Now, of course, autologous transplant is old, it’s chemotherapy, and we all want to get a very fancy kind of therapy. Everything is a immunotherapy. Revlimid is immunotherapy, immunomodulatory drugs and we have now the monoclonal antibodies, anti-CD38 antibodies, and now the drug conjugated antibodies, the bispecific antibodies and we have the CAR-T cells. So the question, if still we need the autologous transplant, and I would say definitely yes, because transplant is the more efficient way to get to a measurable residual disease negativity 10 to the minus five and 10 to the minus six, and also most importantly, sustained MRD negativity. And I will show all the new studies with quadruplet induction, CASSIOPEIA study with the dara-VTd, GRIFFIN study with the dara-VRd, KRd with dara like Costa’s study, the MASTER study. All of them show that MRD negativity post-transplant was in higher percentages, more sustained, mainly more sustained for instance, in the FORTE study then after induction therapy. So, transplant is here to stay and also with the most fancy therapies today, the CAR-T cells. So, we can do the CAR-T cells post-transplant, but vice versa, doing transplant after CAR-T cells is not logical, there are still many patients that relapse after CAR-T cells.

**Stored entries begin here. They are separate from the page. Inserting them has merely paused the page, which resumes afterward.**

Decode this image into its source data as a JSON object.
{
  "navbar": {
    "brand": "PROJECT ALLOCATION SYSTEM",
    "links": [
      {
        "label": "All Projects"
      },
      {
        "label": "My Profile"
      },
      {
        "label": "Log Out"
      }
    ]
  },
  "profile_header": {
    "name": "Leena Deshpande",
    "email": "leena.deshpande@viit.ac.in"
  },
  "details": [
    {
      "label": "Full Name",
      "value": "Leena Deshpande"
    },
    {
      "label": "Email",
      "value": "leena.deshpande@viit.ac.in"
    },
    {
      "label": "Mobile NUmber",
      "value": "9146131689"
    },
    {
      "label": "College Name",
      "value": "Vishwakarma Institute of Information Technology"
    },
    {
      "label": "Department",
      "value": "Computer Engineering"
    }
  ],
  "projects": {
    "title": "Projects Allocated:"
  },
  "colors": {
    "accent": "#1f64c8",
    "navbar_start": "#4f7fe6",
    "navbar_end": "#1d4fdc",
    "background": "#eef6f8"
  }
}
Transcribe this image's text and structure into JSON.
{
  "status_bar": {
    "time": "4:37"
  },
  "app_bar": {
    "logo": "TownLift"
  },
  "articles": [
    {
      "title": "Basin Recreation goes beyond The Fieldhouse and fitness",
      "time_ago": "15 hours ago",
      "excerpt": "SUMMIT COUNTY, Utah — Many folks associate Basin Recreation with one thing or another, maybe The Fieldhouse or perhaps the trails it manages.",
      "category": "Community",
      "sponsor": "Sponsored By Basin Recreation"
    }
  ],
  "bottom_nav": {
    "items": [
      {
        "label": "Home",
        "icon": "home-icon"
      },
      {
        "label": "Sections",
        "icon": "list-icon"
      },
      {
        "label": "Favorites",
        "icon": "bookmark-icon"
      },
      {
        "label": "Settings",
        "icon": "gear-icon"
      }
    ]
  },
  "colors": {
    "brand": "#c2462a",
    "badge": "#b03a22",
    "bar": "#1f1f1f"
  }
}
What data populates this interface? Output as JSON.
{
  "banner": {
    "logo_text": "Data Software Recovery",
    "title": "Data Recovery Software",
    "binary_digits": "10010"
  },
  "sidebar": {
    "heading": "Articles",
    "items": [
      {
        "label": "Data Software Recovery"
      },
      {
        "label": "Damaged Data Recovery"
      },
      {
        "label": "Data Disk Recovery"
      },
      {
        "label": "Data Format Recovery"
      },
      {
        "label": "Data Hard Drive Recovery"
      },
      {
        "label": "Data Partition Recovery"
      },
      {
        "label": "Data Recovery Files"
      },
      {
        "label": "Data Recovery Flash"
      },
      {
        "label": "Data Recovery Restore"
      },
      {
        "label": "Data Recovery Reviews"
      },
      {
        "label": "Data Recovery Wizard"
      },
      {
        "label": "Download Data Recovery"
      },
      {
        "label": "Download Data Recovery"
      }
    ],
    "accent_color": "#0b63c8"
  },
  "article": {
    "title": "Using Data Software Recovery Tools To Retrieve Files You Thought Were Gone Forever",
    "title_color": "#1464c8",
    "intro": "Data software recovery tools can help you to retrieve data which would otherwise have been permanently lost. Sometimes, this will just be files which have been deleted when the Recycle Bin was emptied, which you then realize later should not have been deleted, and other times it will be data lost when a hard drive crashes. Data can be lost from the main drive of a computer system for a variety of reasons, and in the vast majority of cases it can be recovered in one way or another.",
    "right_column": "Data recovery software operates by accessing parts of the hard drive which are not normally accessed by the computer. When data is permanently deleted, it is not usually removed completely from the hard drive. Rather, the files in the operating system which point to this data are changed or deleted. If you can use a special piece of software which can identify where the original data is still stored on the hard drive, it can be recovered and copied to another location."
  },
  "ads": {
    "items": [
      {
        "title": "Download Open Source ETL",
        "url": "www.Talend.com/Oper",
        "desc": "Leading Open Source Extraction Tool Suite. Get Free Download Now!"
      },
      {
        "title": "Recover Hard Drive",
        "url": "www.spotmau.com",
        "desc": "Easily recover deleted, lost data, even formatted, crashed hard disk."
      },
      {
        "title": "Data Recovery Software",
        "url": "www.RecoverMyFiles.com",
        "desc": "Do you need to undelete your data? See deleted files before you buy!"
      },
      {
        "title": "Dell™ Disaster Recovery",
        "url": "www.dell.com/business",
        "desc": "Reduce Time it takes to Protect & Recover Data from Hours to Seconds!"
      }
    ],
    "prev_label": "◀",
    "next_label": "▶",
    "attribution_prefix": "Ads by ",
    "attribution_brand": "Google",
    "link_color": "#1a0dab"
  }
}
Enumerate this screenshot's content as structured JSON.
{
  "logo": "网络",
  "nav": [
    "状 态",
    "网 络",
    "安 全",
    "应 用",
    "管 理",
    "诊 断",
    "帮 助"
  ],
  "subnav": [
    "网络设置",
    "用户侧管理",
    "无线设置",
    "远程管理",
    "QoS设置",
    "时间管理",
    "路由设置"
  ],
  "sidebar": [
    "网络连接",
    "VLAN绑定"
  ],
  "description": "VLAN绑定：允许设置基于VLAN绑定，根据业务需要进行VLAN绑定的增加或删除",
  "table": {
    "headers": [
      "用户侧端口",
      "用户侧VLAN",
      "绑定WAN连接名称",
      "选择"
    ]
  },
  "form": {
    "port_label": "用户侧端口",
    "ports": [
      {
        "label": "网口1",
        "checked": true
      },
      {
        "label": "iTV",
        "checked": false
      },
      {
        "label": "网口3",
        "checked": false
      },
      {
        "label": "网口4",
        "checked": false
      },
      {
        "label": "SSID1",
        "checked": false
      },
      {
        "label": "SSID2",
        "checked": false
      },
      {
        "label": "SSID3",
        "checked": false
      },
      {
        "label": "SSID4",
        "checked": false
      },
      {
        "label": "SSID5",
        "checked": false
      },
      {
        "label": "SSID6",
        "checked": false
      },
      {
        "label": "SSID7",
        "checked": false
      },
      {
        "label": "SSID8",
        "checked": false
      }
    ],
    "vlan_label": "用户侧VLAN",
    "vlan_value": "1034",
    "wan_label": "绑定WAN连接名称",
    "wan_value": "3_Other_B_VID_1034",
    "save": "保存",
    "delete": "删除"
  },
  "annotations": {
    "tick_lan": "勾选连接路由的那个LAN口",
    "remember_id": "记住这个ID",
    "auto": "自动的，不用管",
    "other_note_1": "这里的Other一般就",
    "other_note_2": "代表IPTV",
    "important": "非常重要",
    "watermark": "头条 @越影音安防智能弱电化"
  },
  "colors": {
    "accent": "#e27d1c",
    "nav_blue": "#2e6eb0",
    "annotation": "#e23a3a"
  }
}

We don’t have MRD sustained data after CAR-T cells, and of course at the end of the day, we will combine CAR-T cells and autologous transplant. The last is partly a practical issue that when ide-cel and cilta-cel are approved, only minority of the patients can get these drugs because it’s so complicated. So, few slots, production is much less than the demand. So from the practical issue, we can offer transplant to actually all myeloma patients that are eligible for transplant, while CAR-T cells are still for minority of patients and the end of the day, we combine them.